Knight hypothesized the day's great weather and the lack of other bike races going on across the state contributed to the large turnout that was deep with local and regional talent.

"That's a stacked field," said Doug Shryock, as he watched from the side of the course near Ed and Mully's.

Shryock, no slouch on the bike himself, started the race in the expert field until a double blowout near the middle of the course forced him out of the race.

"I only brought one spare tube with me," he said smiling.

The 'stacked field" Shry-ock described included Sam Schultz, a Subaru-Gary Fisher sponsored rider hailing from Missoula. Schultz was the youngest member of the U.S. Olympic long team for the Beijing Olympics and part of the 2007 World Mountain Bike Championships bronze medal U.S. team.

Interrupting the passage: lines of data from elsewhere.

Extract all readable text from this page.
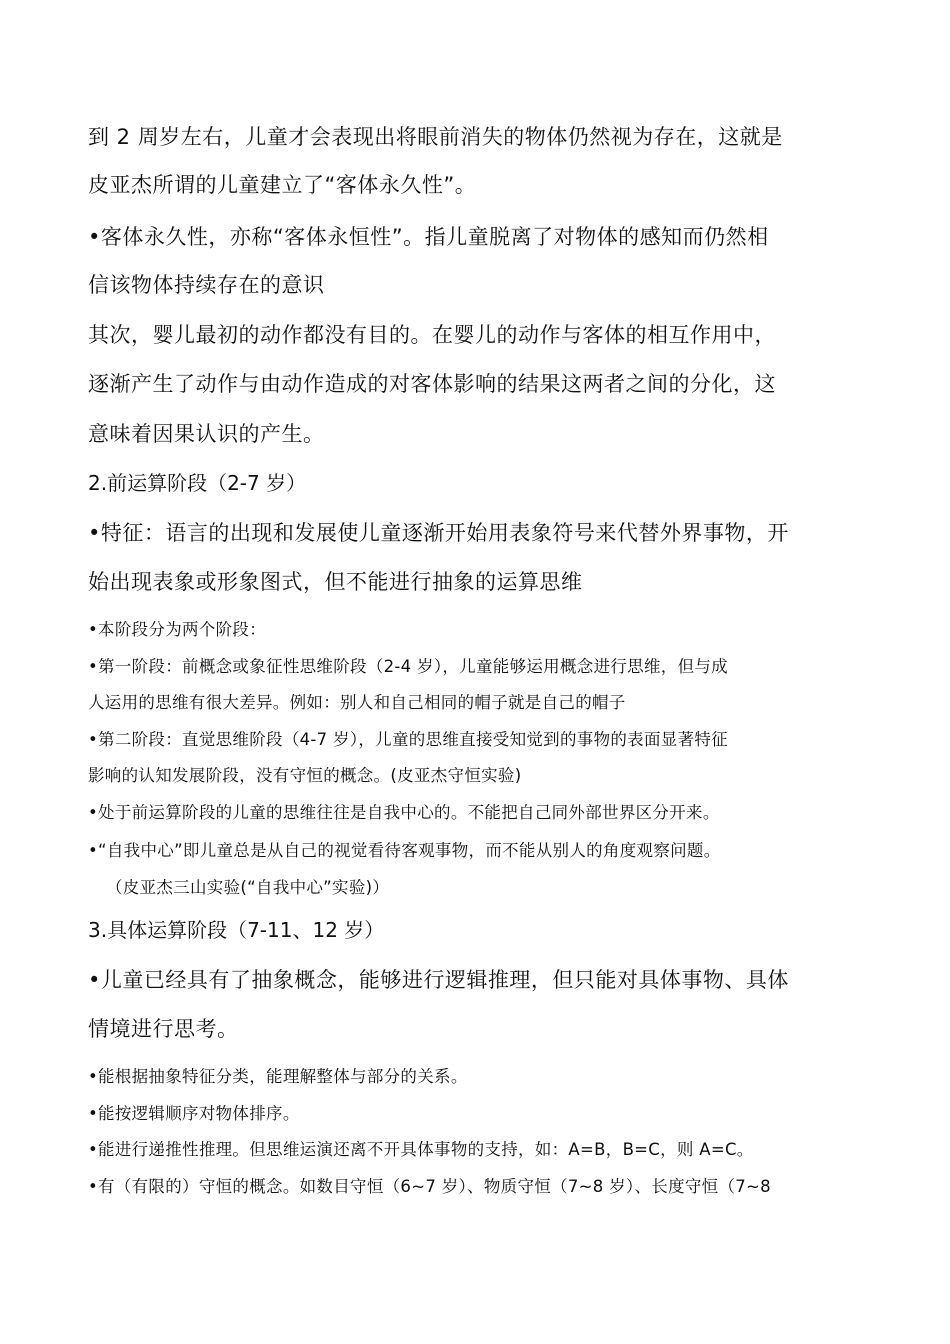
到 2 周岁左右，儿童才会表现出将眼前消失的物体仍然视为存在，这就是
皮亚杰所谓的儿童建立了“客体永久性”。
•客体永久性，亦称“客体永恒性”。指儿童脱离了对物体的感知而仍然相
信该物体持续存在的意识
其次，婴儿最初的动作都没有目的。在婴儿的动作与客体的相互作用中，
逐渐产生了动作与由动作造成的对客体影响的结果这两者之间的分化，这
意味着因果认识的产生。
2.前运算阶段（2-7 岁）
•特征：语言的出现和发展使儿童逐渐开始用表象符号来代替外界事物，开
始出现表象或形象图式，但不能进行抽象的运算思维
•本阶段分为两个阶段：
•第一阶段：前概念或象征性思维阶段（2-4 岁），儿童能够运用概念进行思维，但与成
人运用的思维有很大差异。例如：别人和自己相同的帽子就是自己的帽子
•第二阶段：直觉思维阶段（4-7 岁），儿童的思维直接受知觉到的事物的表面显著特征
影响的认知发展阶段，没有守恒的概念。(皮亚杰守恒实验)
•处于前运算阶段的儿童的思维往往是自我中心的。不能把自己同外部世界区分开来。
•“自我中心”即儿童总是从自己的视觉看待客观事物，而不能从别人的角度观察问题。
（皮亚杰三山实验(“自我中心”实验)）
3.具体运算阶段（7-11、12 岁）
•儿童已经具有了抽象概念，能够进行逻辑推理，但只能对具体事物、具体
情境进行思考。
•能根据抽象特征分类，能理解整体与部分的关系。
•能按逻辑顺序对物体排序。
•能进行递推性推理。但思维运演还离不开具体事物的支持，如：A=B，B=C，则 A=C。
•有（有限的）守恒的概念。如数目守恒（6~7 岁）、物质守恒（7~8 岁）、长度守恒（7~8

Not surprisingly, Schultz pedaled away with the victory in a time of 1:25:37, nearly three minutes ahead of second-place finisher Evan Lawrence, of 53x11 Coffee in Missoula.

The field also included other perennially strong racers from the valley, such as Ben Parsons, Matt Butterfield and Clint Muhlfeld, all of the Sportsman Ski Haus team, Jason Keister, Craig Prather, Chance Cooke, Jason Schmidt and Rich Graves, who took the 40-plus age division in the expert class with a time of 1:48:35.

On the women's side, Lisa Curry cranked through the expert course in 1:49:25, and Savannah Matyas finished the sport division in 1:11:44.

The course, designed by Tom Danley, took riders 5.25 miles from the chalet, up to the top of the half-pipe area, down the summit trail to Bad Rock and back to the chalet.

"There is very little elevation gain," said Danley, describing the race layout to racers before the start. "It's more of an undulating course."

Expert men finished four laps, expert women three laps, sport riders two laps and beginners one lap.